Please feel free to cut-and-paste this message and forward it on to family, friends, colleagues, listservs, and organizations you feel would be interested in participating!
I am currently conducting a survey to measure opinions regarding the possible creation of a sovereign government for native Hawaiians. I am hoping that individuals (whether they be Native Hawaiian, Native American, residents of Hawaii, non-residents, or simply interested parties) may be willing to weigh in on this topic, providing thoughts and suggestions as to the pros and cons of federal recognition, indicating whether there is support for the federal recognition of native Hawaiians, and more.

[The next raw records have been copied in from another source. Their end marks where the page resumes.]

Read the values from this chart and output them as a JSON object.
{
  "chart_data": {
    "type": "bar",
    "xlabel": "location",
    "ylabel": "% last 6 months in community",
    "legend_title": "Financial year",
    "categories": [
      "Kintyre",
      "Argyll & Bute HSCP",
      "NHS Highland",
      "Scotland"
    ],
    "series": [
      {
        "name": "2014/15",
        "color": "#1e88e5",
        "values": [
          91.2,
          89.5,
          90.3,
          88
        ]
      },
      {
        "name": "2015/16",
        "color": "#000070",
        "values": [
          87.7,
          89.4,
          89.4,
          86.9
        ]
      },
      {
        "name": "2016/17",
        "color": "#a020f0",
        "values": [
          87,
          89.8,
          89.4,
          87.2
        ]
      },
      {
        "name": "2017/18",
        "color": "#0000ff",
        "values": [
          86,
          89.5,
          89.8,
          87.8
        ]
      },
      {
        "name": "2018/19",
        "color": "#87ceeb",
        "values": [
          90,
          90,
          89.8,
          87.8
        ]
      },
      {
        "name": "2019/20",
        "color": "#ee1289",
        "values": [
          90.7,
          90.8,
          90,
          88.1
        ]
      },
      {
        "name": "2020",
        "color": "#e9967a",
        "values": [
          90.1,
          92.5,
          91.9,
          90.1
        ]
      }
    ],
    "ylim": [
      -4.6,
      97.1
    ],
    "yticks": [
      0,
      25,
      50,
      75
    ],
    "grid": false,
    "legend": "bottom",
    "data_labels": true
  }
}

To participate in the survey, please visit http://www.surveymonkey.com/s.aspx?sm=1gyih87QmmxyZJrLqAJA_2bA_3d_3d
The survey has been designed so that you can answer anywhere from one to all of the questions.
As you all know, I am a third year, native Hawaiian student at the University of San Francisco School of Law. My intent is to publish the results of this survey in an article that will be available for consideration by lawyers, judges, legislators and the general public. This article could make a significant contribution in terms of policy making regarding the future recognition of native Hawaiians. I am committed to sharing the results of this survey with Indian country, as well as with the Hawaiian and Native communities at large.
Thank you, in advance, for your participation.